Kenza-AI / sagify

LLMs and Machine Learning done easily
https://kenza-ai.github.io/sagify/
MIT License
434 stars 69 forks source link

CreateTrainingJob operation: Invalid MaxWaitTimeInSeconds #111

Closed abaspinar closed 4 years ago

abaspinar commented 4 years ago

Hi, Thanks for the project.

During my tests with Sagify on sagify cloud train, I've noticed that when we do not set the --use-spot-instances flag. It fails with the following message.

botocore.exceptions.ClientError: An error occurred (ValidationException) when calling the CreateTrainingJob operation: Invalid MaxWaitTimeInSeconds. It is only supported when EnableManagedSpotTraining is set to true

As far as I understood, setting train_max_wait=3600 here causes the problem.

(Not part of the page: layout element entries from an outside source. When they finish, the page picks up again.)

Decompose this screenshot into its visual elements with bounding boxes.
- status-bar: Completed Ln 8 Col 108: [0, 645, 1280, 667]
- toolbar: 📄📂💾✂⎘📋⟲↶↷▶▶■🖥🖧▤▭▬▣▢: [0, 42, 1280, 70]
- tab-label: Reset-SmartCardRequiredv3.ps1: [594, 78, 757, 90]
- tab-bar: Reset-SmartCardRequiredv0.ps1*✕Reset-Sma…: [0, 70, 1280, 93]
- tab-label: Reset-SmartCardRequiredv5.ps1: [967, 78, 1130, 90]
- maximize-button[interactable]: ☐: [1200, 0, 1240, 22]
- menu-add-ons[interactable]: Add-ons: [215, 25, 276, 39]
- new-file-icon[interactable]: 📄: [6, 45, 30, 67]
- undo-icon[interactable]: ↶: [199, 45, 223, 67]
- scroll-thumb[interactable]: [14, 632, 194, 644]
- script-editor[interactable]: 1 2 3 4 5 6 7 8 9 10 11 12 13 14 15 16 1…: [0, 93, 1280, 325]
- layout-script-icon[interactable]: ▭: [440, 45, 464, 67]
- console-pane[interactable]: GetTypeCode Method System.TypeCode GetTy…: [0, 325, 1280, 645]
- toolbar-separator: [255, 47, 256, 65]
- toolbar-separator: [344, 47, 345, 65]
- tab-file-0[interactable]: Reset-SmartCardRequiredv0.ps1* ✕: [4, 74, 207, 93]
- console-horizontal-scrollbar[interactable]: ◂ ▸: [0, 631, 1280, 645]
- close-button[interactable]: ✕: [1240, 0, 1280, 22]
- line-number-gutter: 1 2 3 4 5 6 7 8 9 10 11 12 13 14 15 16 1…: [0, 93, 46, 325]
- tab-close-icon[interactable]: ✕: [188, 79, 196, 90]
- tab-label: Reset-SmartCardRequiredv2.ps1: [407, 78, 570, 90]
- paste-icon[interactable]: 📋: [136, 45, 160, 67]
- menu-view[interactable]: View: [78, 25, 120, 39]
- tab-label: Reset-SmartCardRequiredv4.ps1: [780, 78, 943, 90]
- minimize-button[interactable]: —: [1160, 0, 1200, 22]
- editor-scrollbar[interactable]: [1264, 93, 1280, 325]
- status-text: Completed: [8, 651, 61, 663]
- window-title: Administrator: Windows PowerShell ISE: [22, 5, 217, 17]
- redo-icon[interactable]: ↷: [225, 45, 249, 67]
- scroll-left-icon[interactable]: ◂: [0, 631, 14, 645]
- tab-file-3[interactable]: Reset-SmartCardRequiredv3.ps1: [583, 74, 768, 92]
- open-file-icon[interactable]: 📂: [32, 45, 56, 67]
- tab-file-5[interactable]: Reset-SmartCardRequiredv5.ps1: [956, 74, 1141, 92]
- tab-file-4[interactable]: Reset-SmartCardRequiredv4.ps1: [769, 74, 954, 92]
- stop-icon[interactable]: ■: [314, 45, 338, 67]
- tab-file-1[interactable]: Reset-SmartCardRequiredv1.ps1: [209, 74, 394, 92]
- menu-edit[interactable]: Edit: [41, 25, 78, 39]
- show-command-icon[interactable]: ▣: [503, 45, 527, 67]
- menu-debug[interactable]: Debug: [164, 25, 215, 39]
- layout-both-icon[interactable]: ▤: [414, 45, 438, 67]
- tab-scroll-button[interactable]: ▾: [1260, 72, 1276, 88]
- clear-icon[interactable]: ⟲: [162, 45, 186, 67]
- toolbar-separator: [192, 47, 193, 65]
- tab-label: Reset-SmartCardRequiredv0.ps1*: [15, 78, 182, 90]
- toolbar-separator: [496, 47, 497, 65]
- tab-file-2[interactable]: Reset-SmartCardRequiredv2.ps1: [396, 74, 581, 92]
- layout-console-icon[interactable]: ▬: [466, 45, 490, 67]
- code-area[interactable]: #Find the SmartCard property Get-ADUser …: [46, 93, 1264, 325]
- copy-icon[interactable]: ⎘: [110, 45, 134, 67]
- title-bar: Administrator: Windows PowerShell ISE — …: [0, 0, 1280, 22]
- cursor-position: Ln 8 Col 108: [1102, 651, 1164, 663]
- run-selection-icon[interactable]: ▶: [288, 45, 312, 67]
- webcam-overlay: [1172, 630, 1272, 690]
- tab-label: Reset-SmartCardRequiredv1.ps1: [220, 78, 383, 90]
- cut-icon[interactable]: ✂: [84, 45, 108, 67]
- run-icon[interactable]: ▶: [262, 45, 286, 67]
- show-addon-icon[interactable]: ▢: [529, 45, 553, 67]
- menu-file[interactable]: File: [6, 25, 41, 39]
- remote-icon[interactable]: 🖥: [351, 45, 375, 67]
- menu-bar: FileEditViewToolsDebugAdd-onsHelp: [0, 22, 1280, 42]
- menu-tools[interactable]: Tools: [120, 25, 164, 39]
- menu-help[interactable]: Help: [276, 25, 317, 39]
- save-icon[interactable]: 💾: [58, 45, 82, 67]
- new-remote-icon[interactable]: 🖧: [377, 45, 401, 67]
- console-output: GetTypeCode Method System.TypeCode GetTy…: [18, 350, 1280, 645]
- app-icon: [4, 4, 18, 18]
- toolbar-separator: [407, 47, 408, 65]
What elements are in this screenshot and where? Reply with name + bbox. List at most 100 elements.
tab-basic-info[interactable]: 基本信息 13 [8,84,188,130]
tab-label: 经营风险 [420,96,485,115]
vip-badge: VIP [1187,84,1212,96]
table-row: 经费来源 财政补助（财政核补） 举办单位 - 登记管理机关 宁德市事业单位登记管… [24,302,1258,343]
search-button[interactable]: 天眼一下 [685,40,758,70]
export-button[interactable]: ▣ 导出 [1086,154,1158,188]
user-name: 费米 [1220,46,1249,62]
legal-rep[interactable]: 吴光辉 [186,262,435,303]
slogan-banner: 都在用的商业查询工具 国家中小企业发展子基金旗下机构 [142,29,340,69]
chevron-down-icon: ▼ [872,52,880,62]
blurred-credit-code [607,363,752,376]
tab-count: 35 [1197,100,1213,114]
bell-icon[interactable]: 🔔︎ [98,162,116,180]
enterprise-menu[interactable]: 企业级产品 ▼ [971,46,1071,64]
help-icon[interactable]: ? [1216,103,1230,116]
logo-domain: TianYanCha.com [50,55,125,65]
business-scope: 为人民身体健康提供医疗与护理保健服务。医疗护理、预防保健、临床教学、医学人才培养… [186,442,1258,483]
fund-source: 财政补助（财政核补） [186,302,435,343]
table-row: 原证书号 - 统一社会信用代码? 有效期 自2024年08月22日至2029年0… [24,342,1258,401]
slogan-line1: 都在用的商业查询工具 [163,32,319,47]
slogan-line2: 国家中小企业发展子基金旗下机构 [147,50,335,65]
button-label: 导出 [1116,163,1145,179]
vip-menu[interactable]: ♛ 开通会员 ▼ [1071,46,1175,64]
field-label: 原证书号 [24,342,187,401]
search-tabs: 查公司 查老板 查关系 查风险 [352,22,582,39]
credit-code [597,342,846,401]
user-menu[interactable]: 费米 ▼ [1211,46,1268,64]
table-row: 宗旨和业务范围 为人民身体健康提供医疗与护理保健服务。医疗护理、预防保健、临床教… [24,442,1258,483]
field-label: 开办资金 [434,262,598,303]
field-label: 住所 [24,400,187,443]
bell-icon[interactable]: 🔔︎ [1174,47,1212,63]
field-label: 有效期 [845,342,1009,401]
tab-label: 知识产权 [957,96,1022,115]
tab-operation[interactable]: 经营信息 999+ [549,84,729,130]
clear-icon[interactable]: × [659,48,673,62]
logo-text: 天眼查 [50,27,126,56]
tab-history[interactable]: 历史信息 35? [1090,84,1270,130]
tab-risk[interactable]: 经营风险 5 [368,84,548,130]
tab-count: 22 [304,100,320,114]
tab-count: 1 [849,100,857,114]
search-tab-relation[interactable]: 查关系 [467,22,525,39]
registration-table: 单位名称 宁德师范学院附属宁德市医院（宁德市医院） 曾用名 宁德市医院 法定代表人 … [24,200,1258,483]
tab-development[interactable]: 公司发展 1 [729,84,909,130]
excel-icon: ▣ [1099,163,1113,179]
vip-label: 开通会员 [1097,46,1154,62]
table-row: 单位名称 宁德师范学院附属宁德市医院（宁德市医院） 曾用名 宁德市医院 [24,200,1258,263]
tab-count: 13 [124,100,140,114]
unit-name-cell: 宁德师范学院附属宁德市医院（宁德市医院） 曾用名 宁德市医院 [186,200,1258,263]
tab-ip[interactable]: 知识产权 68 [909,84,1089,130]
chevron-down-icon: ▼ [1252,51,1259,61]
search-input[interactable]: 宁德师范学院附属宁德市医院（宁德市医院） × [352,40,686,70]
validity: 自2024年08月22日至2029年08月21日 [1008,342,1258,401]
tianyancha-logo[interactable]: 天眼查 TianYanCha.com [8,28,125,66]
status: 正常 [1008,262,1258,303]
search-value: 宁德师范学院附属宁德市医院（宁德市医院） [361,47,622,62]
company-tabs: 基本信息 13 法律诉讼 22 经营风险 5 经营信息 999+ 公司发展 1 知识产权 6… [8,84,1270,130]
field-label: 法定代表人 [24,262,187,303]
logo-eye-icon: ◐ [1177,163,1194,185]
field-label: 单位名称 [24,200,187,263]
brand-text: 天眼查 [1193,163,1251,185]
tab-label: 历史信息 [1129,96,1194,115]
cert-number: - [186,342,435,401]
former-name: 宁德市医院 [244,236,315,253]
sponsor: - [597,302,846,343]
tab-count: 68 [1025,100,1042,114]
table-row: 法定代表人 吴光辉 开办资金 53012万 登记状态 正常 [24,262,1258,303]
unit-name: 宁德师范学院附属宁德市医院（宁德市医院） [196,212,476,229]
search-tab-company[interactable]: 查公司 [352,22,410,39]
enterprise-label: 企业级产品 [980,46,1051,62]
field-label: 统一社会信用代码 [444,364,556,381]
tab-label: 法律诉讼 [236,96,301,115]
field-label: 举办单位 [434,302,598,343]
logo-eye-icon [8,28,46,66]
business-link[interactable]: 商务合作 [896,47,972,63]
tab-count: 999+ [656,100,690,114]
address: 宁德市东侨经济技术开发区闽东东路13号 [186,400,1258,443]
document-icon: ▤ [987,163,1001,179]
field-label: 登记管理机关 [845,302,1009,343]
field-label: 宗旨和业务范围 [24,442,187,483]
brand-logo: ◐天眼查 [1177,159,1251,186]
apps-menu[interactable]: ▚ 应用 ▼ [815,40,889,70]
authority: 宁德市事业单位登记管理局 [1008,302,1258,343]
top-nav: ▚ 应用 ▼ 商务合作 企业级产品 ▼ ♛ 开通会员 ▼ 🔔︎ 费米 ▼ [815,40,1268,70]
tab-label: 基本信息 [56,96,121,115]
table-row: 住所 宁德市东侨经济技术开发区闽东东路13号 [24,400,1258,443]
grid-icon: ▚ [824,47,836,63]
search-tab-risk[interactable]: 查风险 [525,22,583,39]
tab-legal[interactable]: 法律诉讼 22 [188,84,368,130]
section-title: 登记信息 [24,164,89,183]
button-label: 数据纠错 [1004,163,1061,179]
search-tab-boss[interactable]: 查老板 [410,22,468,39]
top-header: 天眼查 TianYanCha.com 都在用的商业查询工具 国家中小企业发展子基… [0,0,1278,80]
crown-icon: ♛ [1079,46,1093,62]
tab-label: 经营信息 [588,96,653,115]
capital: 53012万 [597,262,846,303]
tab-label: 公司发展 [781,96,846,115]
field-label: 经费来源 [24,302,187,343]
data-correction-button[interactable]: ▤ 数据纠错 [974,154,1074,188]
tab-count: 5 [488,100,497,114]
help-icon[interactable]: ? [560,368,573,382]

Can we set to None instead by default or am I missing something?

Using Sagify 0.20.4.

ilazakis commented 4 years ago

Hi @abaspinar 👋 thanks for reaching out. This was introduced last week by #110 . Should be an easy fix @pm3310 ^^

pm3310 commented 4 years ago

Hi @abaspinar ,

Good catch. It's fixed now (https://github.com/Kenza-AI/sagify/pull/114)! If you install sagify==0.20.5 should everything be fine :-)

Thanks,

abaspinar commented 4 years ago

Thanks a lot for the quick fix. Really appreciated!!